The idea is that if enough tags are assigned by a number of different people, then patterns will begin to emerge. The baseball slang resource will appear in searches for both baseball and language. The advantage is that since the information can be classified in an unlimited number of categories the problem of looking in the wrong place goes away. With enough tags, you will find the book no matter what search path you take.

What would seem to be an obvious criticism of tagging, that there will be little consistency between how different people apply tags, actually turns out to be a great advantage. One person may tag works as being about cinema, while another uses movies. Wouldn’t it be better to use a single tag instead of both of these? Or would it? Aren’t cinema and movies really two similar, but distinctly different categories? In one you have The Bicycle Thief, in the other you have Titanic. There will be some overlap of course, with some using the same tag for both. But by ordering search results by "relevance," the person searching under cinema will be presented with The Bicycle Thief first, with Titanic being way down on the list. Someone searching on movies will get the opposite result.

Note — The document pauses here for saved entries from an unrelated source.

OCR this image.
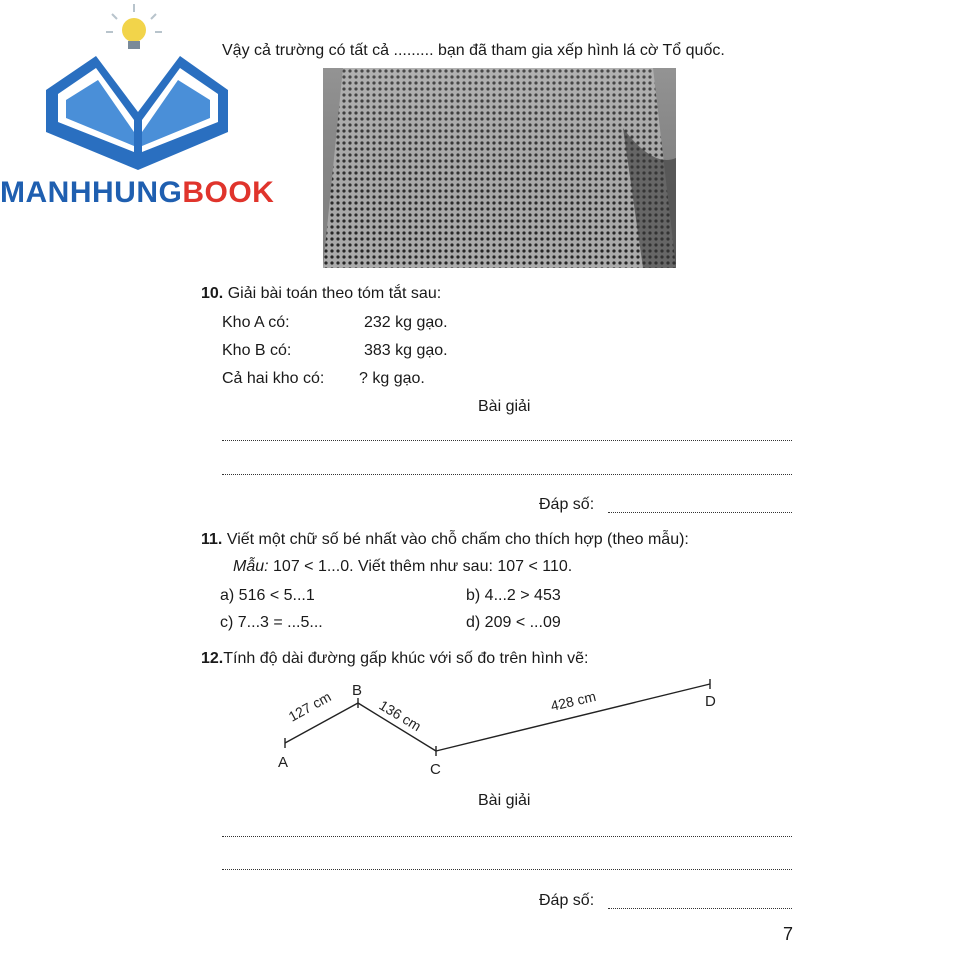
MANHHUNGBOOK
Vậy cả trường có tất cả ......... bạn đã tham gia xếp hình lá cờ Tổ quốc.
10. Giải bài toán theo tóm tắt sau:
Kho A có:	232 kg gạo.
Kho B có:	383 kg gạo.
Cả hai kho có: ? kg gạo.
Bài giải
Đáp số:
11. Viết một chữ số bé nhất vào chỗ chấm cho thích hợp (theo mẫu):
Mẫu: 107 < 1...0. Viết thêm như sau: 107 < 110.
a) 516 < 5...1	b) 4...2 > 453
c) 7...3 = ...5...	d) 209 < ...09
12.Tính độ dài đường gấp khúc với số đo trên hình vẽ:
A
B
C
D
127 cm	136 cm	428 cm
Bài giải
Đáp số:
7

And tagging makes virtual shelves possible. In the older systems, classifying 20th century American authors would be alphabetical. So Robert Heinlein would be interposed between Zane Grey and Larry McMurtry. Wouldn’t it be better to have Heinlein classified with Isaac Asimov in Sci Fi, and group Grey and McMurtry with the other Westerns? Tags let you organize 20th century American authors alphabetically or by genre, whatever your needs are at any particular moment.

Tagging is not restricted to online resources. One can also use it to classify books and other physical objects. In such a case, each book must be assigned a unique identifier (e.g., ISBN). This ISBN can then be used to locate the physical object when needed. This does not shelve these books in same place as other books on the same topic, but it is not a disadvantage in a closed stack library where books are brought to the researchers.

An example of a catalog that uses tagging is www.librarything.com, which brings us back full circle, for it was that web site that got me thinking about cataloguing. Another example is del.icio.us, a site that catalogs web bookmarks.

To read an excellent discussion of ontological methodologies and a more complete description of tagging, check out Clay Shirky’s Ontology is Overrated.